There has been tons of research done on the value of exercise and the beneficial list continues to grow and now includes slowing the onset of Alzheimer’s, reducing the pain suffered from arthritis and, in women, reducing the number of hot flashes during menopause.
The two most important forms of exercise are strength training and aerobic. In strength training the benefits come in the form of maintaining and building proper bone and muscle mass. If done for at least 20 minutes, 2 or 3 times per week we can reduce and possibly even reverse some of the body’s natural age related process.
Aerobic exercise, such as running, biking and swimming, stimulates the cardiovascular system and will boost blood flow to the heart. Many of the health benefits that we receive come from the increased blood flow throughout our body.
Studies show that those of us that exercise regularly will reduce our risk of dying prematurely by 25%. Most of that can be attributed to the fact that people who exercise will lower their risk of heart attacks and strokes.
According to Kenneth Cooper, M.D., “Our bodies should last us 120 years.” Cooper claims that we die soon because ‘we don’t take care of ourselves.’
But understand that exercise, in itself, is not the panacea of health and fitness. Exercise is the most desirable way to stay in great shape and to look years younger, but it cannot solve all of life’s medical problems.
The great Jim Fixx, a formidable distance runner during the 1960’s and ‘70’s, died prematurely of a heart attack. Researchers later added genetic factors into the health mix and concluded that eating a healthy diet plays an important role in longevity.
Running, in itself, cannot solve all of ones medical problems and it does not promise the ‘Fountain of Youth’, so why should you dedicate 30 minutes or more a day, 4 or 5 times per week?
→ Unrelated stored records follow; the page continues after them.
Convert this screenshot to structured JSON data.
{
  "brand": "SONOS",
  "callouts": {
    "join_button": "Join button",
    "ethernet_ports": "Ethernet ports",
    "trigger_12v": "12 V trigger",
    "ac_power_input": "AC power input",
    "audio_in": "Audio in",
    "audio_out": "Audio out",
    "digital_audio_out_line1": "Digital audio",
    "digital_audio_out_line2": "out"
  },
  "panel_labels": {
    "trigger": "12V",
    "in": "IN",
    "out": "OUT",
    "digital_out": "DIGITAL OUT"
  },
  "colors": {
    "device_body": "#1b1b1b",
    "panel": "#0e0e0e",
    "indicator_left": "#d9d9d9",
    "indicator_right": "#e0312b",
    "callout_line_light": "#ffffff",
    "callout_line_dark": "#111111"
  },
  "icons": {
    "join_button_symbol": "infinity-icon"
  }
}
Years of running can actually cause minor electrical changes in the heart and sometimes can produce arrhythmias. Running can also cause other changes in the body and unless you are seeing a medical professional that knows about sports medicine they can be confused.
Most medical professionals are accustomed to seeing ill patients rather than the seriously fit. After years of running, some of us can even develop what is called the ‘athletes heart.’ According to Vinod Kurup, M.D., who by the way is a marathoner himself, the condition is quite common in runners.
In sick people the increased ventricle-wall thickness can be an indicator to heart attack and stroke. But an enlarged heart in a runner can be a normal adaptation caused by years of running.
So, is running good for your heart? The benefits of running far exceed the risk associated with the sport. Each of us have to decide for ourselves, but for me the overall results clearly lead me to believe that it is the right thing to do.